The Supreme Court of the United States is the highest judicial body in the United States, and leads the federal judiciary. It consists of the Chief Justice of the United States and eight Associate Justices, who are nominated by the President and confirmed with the "advice and consent" (majority vote) of the Senate. Once appointed, Justices effectively have life tenure, serving "during good behavior", which terminates only upon death, resignation, retirement, or conviction on impeachment. The Court meets in Washington, D.C. in the United States Supreme Court building. The Supreme Court is primarily an appellate court, but it has original jurisdiction over a small range of cases.
Supreme Court facts and landmark cases are available through the following links at ConstitutionFacts.com:
Supreme Court Facts
Supreme Court Landmark Cases
Getting into Court
With few exceptions, the life of a U.S. Supreme Court Case begins when a lower court case ends, since the Supreme Court is primarily a court of appeals. The losing party in a lower court case must request entry onto the court’s calendar. The justices then decide whether to hear the case, the crucial factor being whether the case can shed new light on an issue of Constitutional law. The Court hears about 80 of the 7,000-8,000 cases that compete for a spot on the court's calendar each year.
Preparing for the Hearing
Once the court agrees to hear the case, lawyers from each side must submit written arguments. Each justice will typically choose a clerk to review the arguments and prepare a memo, outlining the issues the case presents. The lawyers for each side are told the date of their oral arguments. Shortly before oral arguments, justices review the memos, so they can anticipate each party’s argument, and the theories behind their reasoning.
Inside the Courtroom
Each party has one half hour for their oral arguments, including questions from the justices. The justices are seated in order of seniority, with the Chief Justice seated in the center. The next senior justice sits to his right. The next senior justice sits to the Chief Justice’s left, and so on, in alternating order. Justices often question the lawyers as their arguments proceed.
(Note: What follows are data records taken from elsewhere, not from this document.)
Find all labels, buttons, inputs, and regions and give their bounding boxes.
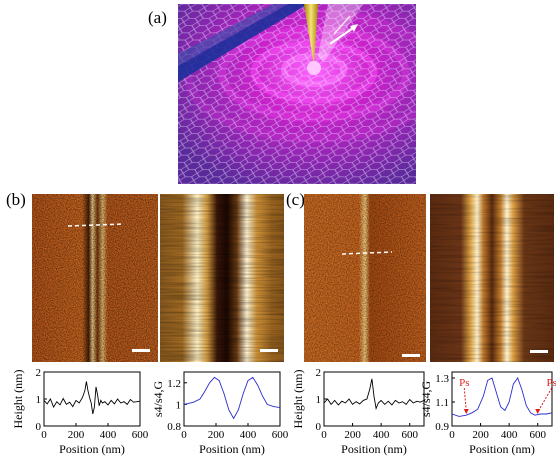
annotation-label: Ps bbox=[547, 377, 556, 389]
plot-frame bbox=[43, 371, 141, 427]
y-tick-label: 1.3 bbox=[435, 373, 449, 385]
graphene-tip-illustration bbox=[178, 4, 416, 184]
plot-frame bbox=[451, 371, 553, 427]
y-tick-label: 2 bbox=[36, 367, 42, 379]
x-tick-label: 0 bbox=[181, 429, 187, 441]
x-axis-label: Position (nm) bbox=[59, 442, 125, 456]
chart-c-height: 0 200 400 600 0 1 2 Position (nm) Height (nm) bbox=[291, 367, 425, 456]
plot-frame bbox=[183, 371, 281, 427]
probe-tip-icon bbox=[304, 4, 318, 66]
plot-frame bbox=[323, 371, 425, 427]
panel-b-charts: 0 200 400 600 0 1 2 Position (nm) Height (nm) 0 2… bbox=[11, 367, 289, 456]
panel-b-topography-image bbox=[32, 194, 158, 362]
scale-bar bbox=[402, 354, 420, 357]
y-axis-label: s4/s4,G bbox=[151, 380, 165, 417]
series-line bbox=[323, 378, 425, 411]
panel-a-illustration bbox=[178, 4, 416, 184]
line-cut-marker bbox=[341, 251, 393, 255]
y-tick-label: 1 bbox=[36, 394, 42, 406]
annotation-arrow-icon bbox=[537, 387, 553, 413]
x-tick-label: 0 bbox=[449, 429, 455, 441]
y-tick-label: 0.8 bbox=[167, 421, 181, 433]
panel-c-charts: 0 200 400 600 0 1 2 Position (nm) Height (nm) 0 2… bbox=[291, 367, 556, 456]
scale-bar bbox=[132, 349, 150, 352]
annotation-arrow-icon bbox=[463, 387, 467, 413]
panel-a-label: (a) bbox=[148, 8, 167, 27]
y-axis-label: Height (nm) bbox=[291, 370, 305, 429]
x-tick-label: 600 bbox=[529, 429, 546, 441]
panel-c-nearfield-image bbox=[430, 194, 554, 362]
x-tick-label: 0 bbox=[321, 429, 327, 441]
y-tick-label: 0 bbox=[316, 421, 322, 433]
x-tick-label: 200 bbox=[472, 429, 489, 441]
x-tick-label: 600 bbox=[132, 429, 149, 441]
x-tick-label: 400 bbox=[373, 429, 390, 441]
x-tick-label: 200 bbox=[208, 429, 225, 441]
x-tick-label: 600 bbox=[272, 429, 289, 441]
x-tick-label: 400 bbox=[501, 429, 518, 441]
chart-b-height: 0 200 400 600 0 1 2 Position (nm) Height (nm) bbox=[11, 367, 149, 456]
y-tick-label: 1.1 bbox=[435, 397, 449, 409]
chart-b-nearfield: 0 200 400 600 0.8 1 1.2 Position (nm) s4/s4,G bbox=[151, 371, 289, 456]
series-line bbox=[451, 377, 553, 417]
chart-c-nearfield: 0 200 400 600 0.9 1.1 1.3 Position (nm) s4/s4,G P… bbox=[419, 371, 556, 456]
y-axis-label: Height (nm) bbox=[11, 370, 25, 429]
y-axis-label: s4/s4,G bbox=[419, 380, 433, 417]
x-tick-label: 400 bbox=[100, 429, 117, 441]
y-tick-label: 2 bbox=[316, 367, 322, 379]
x-tick-label: 600 bbox=[401, 429, 418, 441]
arrow-icon bbox=[329, 25, 357, 45]
y-tick-label: 1 bbox=[316, 394, 322, 406]
y-tick-label: 1 bbox=[176, 399, 182, 411]
panel-c-label: (c) bbox=[286, 190, 305, 209]
x-tick-label: 400 bbox=[240, 429, 257, 441]
scale-bar bbox=[260, 349, 278, 352]
panel-c-topography-image bbox=[304, 194, 426, 362]
x-tick-label: 200 bbox=[344, 429, 361, 441]
x-axis-label: Position (nm) bbox=[199, 442, 265, 456]
series-line bbox=[183, 376, 281, 420]
x-axis-label: Position (nm) bbox=[341, 442, 407, 456]
annotation-label: Ps bbox=[459, 377, 469, 389]
y-tick-label: 0.9 bbox=[435, 421, 449, 433]
panel-b-label: (b) bbox=[6, 190, 26, 209]
scale-bar bbox=[530, 350, 548, 353]
series-line bbox=[43, 381, 141, 415]
x-axis-label: Position (nm) bbox=[469, 442, 535, 456]
x-tick-label: 200 bbox=[68, 429, 85, 441]
x-tick-label: 0 bbox=[41, 429, 47, 441]
y-tick-label: 1.2 bbox=[167, 378, 181, 390]
panel-b-nearfield-image bbox=[160, 194, 284, 362]
line-cut-marker bbox=[67, 223, 125, 227]
y-tick-label: 0 bbox=[36, 421, 42, 433]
After the oral arguments, there are more arguments, only now they are among the nine justices themselves. They review the case with their clerks (who are recent law school graduates), and chart out an initial impression of their votes. On a day soon thereafter, the justices meet in a conference room, casting their votes. The senior justice on the winning side assigns a justice to the task of writing the majority opinion. That justice will often assign a clerk to prepare a draft of the opinion, usually choosing the clerk who prepared the memo prior to the oral argument. The justice will then use that memo as a basis for writing his or her opinion. The opinion is then passed along to members of the majority, who suggest revisions. Some opinions are revised a dozen or more times before they are announced. When each member of the majority signs off on the opinion, it is ready to be made public. From the bench, the author of the majority opinion will summarize the decision. At that point, the case is forever part of Constitutional law doctrine.